CONTE-MOI TES MILLE ET UNE ODEURS

Du fond de ma mémoire elles reviennent me chatouiller sans que je ne les appelle, elles ravivent des souvenirs oubliés qui passent sous mes narines sans que je ne les retienne…

C’est d’abord l’odeur du lait tiède saupoudré de cannelle, des madeleines et des gâteaux de grand-mère qui me sortaient au galop de la sieste quand par ma porte entrouverte, elles venaient se glisser.

Le chocolat qui fondait dans le beurre de la gourmandise qui me laissait des minutes délicieuses à parcourir la casserole de plaisir… du bout de mes petits doigts jusqu’à m’en barbouiller.

Si je pense suffisamment fort revient l’odeur de la cheminée, celle du pot au feu du dimanche, les arômes suaves du café, les dés d’armagnac pour digérer et celle des bonbons à l’anis et des petits sablés aux amandes que je mettais dans mes poches avant qu’ils ne finissent écrabouillés.

Comment oublier le parfum de l’herbe fraîchement coupée, celle des arbres, des fraises et des champignons dans les bois.

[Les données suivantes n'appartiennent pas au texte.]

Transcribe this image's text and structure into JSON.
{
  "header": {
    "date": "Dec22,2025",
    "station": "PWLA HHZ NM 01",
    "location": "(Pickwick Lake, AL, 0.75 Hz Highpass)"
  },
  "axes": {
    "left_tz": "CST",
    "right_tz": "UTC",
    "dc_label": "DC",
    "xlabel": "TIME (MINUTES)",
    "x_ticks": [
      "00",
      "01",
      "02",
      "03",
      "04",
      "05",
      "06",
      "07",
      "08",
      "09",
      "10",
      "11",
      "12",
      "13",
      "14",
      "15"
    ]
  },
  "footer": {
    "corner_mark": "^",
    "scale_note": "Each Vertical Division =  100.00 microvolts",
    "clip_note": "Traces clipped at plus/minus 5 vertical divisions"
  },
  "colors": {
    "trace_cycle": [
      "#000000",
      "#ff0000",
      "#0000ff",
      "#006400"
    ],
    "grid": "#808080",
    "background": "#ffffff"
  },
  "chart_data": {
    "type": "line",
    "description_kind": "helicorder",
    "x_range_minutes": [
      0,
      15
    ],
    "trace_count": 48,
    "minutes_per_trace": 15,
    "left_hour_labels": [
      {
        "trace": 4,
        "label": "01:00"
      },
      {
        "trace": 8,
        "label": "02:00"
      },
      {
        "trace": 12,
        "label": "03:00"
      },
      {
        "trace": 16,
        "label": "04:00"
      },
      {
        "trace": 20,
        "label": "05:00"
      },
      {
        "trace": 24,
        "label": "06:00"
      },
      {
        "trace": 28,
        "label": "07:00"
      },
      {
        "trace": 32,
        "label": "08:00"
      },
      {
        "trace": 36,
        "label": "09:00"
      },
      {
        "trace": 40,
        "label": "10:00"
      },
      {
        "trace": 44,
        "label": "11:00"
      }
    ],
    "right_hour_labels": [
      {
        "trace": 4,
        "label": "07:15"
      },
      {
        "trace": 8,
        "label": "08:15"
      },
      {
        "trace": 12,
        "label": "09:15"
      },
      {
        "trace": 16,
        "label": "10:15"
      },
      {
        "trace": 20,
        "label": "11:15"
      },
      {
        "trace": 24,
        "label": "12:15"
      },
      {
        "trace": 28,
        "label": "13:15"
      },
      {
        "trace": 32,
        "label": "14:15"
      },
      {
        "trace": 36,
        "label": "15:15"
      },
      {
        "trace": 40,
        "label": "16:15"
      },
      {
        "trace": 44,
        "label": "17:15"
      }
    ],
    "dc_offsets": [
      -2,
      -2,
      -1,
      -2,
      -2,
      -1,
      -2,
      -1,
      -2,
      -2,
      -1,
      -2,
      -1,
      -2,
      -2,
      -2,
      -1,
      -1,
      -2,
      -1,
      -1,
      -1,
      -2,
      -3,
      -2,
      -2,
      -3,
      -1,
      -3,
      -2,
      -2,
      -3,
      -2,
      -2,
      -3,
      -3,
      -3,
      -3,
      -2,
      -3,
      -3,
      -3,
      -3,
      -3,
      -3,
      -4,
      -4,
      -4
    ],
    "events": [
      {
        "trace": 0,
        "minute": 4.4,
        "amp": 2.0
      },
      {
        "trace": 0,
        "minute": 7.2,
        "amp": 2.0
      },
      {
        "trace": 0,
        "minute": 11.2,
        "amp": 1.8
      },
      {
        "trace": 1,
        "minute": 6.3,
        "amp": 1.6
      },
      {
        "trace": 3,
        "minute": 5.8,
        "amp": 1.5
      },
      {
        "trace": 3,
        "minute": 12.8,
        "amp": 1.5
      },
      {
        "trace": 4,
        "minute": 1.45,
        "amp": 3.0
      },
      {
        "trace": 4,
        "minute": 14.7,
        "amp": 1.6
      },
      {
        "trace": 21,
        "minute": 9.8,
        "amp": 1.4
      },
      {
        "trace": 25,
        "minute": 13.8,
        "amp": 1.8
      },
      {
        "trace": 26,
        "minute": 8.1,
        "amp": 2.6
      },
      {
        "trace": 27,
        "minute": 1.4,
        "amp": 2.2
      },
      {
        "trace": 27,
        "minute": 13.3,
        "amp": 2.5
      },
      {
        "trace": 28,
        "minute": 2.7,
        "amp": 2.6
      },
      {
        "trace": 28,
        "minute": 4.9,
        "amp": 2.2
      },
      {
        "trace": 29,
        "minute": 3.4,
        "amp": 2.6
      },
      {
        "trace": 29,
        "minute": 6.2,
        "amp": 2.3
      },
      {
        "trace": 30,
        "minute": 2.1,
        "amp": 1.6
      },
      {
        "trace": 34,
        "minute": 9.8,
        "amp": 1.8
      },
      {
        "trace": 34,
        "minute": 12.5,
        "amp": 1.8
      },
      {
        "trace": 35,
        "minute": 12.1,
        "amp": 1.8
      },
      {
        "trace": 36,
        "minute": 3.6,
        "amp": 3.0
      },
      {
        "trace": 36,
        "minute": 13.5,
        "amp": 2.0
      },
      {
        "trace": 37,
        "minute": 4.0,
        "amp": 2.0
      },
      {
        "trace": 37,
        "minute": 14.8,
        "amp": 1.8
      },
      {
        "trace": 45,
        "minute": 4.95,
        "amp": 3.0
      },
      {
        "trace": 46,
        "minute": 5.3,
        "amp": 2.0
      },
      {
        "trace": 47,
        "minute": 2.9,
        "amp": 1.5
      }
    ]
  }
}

L’odeur de la terre humide, des cailloux et du bitume mouillé par les pluies d’été, quand je courrais pour faire fuir les nuages comme les pigeons sur le pavé.

Et toutes ces farandoles de fleurs sur le chemin de mon enfance. Les roses envoûtantes, le lilas délicat, les branches de mimosa en bouquet sur la nappe cirée de la cuisine, les jacinthes et le jasmin pour embaumer la chaleur des soirs d’été.

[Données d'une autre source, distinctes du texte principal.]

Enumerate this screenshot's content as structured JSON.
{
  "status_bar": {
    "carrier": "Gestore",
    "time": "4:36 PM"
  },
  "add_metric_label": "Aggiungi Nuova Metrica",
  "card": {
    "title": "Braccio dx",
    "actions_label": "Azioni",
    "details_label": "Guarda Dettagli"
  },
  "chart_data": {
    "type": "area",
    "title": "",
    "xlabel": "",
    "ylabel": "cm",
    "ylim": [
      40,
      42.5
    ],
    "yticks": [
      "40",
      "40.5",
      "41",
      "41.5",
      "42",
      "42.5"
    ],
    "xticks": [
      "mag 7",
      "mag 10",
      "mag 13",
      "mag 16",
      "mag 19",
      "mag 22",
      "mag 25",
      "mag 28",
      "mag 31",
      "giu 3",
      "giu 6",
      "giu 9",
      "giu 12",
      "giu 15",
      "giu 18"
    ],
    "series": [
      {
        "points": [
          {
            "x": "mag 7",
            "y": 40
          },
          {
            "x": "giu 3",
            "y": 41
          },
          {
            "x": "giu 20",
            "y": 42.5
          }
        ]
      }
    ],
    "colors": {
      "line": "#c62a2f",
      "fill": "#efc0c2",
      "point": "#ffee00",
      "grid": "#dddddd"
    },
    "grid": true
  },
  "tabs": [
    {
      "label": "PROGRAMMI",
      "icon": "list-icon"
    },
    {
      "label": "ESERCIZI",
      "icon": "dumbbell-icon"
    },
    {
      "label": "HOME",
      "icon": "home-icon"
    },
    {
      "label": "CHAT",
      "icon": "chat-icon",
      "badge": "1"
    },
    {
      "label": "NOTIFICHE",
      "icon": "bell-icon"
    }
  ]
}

Du fond de ma mémoire revient le parfum iodé des embruns marins, les caprices salés d’un ciel en rage, la crème solaire et le monoï en vacances sur la plage, mais aussi celle du plastique des bouées qu’il nous tarde de mettre autour de la taille avant d’aller se baigner.

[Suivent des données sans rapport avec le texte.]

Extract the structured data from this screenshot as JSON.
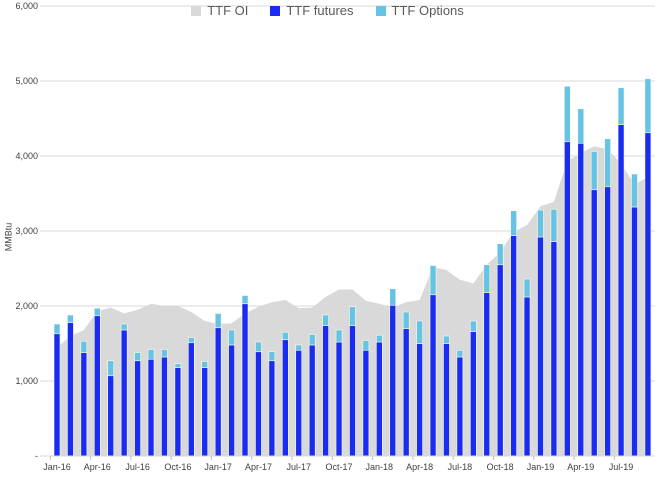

Je garde les paupières closes et je me rappelle les parfums des gens que j’ai aimé, ceux que j’aime, ceux qui m’ont quitté… l’odeur de leur peau gravée à jamais dans la mienne. Celle d’un bâton rouge à lèvres, d’une crème sur une joue qu’on embrasse et qui reste, celle d’un baiser suspendu dans les flocons fondus de l’hiver.

Je pourrais te conter les mille et unes odeurs qui m’ont faite… je me demande quelles sont les tiennes… sont-elles les mêmes ?

Chacune incarne la magie secrète propre à chaque être… à chaque enfant devenu grand, à chaque grand resté un enfant…

Les écrins intemporels de souvenirs exilés qui se rouvrent et se ravivent dans des inspirations à cueillir… aussi fragiles qu’insoupçonnées.